Ticktock by Dean Koontz

“I don’t understand it, but I feel as if I just woke up from the longest sleep on record. I’ve got so much energy it’s absurd.”

“Lovely,” she said, snuggling against him.

He put his arm around her, suddenly excited by the warmth of her and by the exquisite perfection with which her supple body moulded to his.

“We’re not going back to the hotel,” she told him.

“What? Why not?”

“I told Mummingford to take us to the airport. We’re flying back to Orange County right away.”

“But I thought… I mean… aren’t we going to… Oh, Del, I want to be alone with you.”

“I’m not going to ask you to consummate until you know all of my secrets,” she said.

“But I want to consummate,” he said. “I want to consummate this morning, as soon as possible, right here in the limo!”

“Have you been eating too much tofu?” she asked coquettishly.

“If we go back to Orange County, we’ll miss our own party this evening.”

“It’s less than an hour flight each way. We have maybe two hours of business when we get there. We’ll make it back with time to spare.” She put a hand in his lap. “With time to consummate.”

In her house on Balboa Peninsula, Del led Tommy upstairs to the studio where she created her paintings.

Canvases were hung on all sides, and others stood in stacks against one wall, at least a hundred altogether. Most of them were exceedingly strange landscapes of places that could never exist on this world, scenes of such stunning beauty that the sight of them brought tears to Tommy’s eyes.

“I painted these by remote viewing,” she said, “but someday I hope to travel there.”

“Where?”

“I’ll tell you later.”

Eight paintings were different from all the others. They were portraits of Tommy, rendered with a photographic realism equal to that with which the landscapes had been painted.

Blinking in astonishment, he said, “When did you do these?”

“Over the past two years. That’s how long I’ve been having dreams about you. I knew you were the one, my destiny, and then last night you just walked into the restaurant and ordered two cheeseburgers.”

The living room in the Phan house in Huntington Beach was remarkably similar to the living room of the Dai House, although the furnishings were somewhat more expensive. A painting of Jesus, revealing His Sacred Heart, hung on one wall, and in a corner was a Buddhist shrine.

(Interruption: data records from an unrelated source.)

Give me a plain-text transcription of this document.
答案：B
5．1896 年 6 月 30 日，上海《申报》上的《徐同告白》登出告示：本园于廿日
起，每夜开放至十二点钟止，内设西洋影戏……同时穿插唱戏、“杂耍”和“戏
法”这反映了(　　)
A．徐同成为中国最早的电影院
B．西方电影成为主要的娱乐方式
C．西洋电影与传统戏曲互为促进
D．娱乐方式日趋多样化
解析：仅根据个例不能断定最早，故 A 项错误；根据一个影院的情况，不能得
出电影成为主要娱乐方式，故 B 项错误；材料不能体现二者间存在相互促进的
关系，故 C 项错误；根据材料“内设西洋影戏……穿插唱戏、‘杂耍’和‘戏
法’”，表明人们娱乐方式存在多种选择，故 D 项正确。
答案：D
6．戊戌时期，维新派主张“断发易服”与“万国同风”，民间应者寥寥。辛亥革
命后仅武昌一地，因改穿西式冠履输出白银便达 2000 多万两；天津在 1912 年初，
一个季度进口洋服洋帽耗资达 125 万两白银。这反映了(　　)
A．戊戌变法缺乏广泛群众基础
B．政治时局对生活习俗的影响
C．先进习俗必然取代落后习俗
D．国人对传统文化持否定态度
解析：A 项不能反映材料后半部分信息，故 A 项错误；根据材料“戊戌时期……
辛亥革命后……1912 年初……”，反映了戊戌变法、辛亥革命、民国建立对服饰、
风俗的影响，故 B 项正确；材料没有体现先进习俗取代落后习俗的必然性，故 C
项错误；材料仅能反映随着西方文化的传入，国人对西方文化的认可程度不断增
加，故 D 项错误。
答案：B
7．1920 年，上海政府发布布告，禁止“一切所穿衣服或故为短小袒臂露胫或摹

Mother Phan sat in her favourite armchair, slack-jawed and pale, having taken the news of the wedding as though she had been hit in the face with a skillet.

Scootie licked one of her hands consolingly, but she didn’t seem to be aware of the dog.

Del sat on the sofa with Tommy, holding his hand. “First, Mrs. Phan, I want you to understand that the Payne’s and the Phan’s could be the most wonderful combination of families imaginable, a tremendous union of talents and forces, and my mother and I are prepared to embrace all of you as our own. I want to be given a chance to love you and Mr. Phan and Tommy’s brothers, and I want all of you to learn to love me.”

“You steal my son,” said Mother Phan.

“No,” Del said, “I stole a Honda and later a Ferrari, and then we borrowed the Peterbilt that the demon stole, but I didn’t steal your son. He gave his heart to me of his own free will. Now before you say anything more that might be rash, that you might later come to regret having said, let me tell you about my mother and me.”

“You bad news.”

Ignoring the insult, Del said, “Twenty-nine years ago, when my Mom and Dad were driving from Vegas to a poker tournament in Reno, taking a scenic route, they were abducted by aliens from a lonely stretch of highway near Mud Lake in Nevada.”

Gazing at Del, his head ringing like a gong with remembered lines of conversation that had seemed like sheer lunacy when she had spoken them, Tommy said, “South of Tonopah.”

“That’s right, darling,” said Del. To Tommy’s mother, she said, “They were taken up to the mothership and examined. They were allowed to remember all of this, you see, because the aliens who abducted them were good extraterrestrials. Unfortunately, most of the abductions are perpetrated by evil ET’s whose plans for this planet are nefarious in the extreme, which is why they block abductees’ memories of what happened.”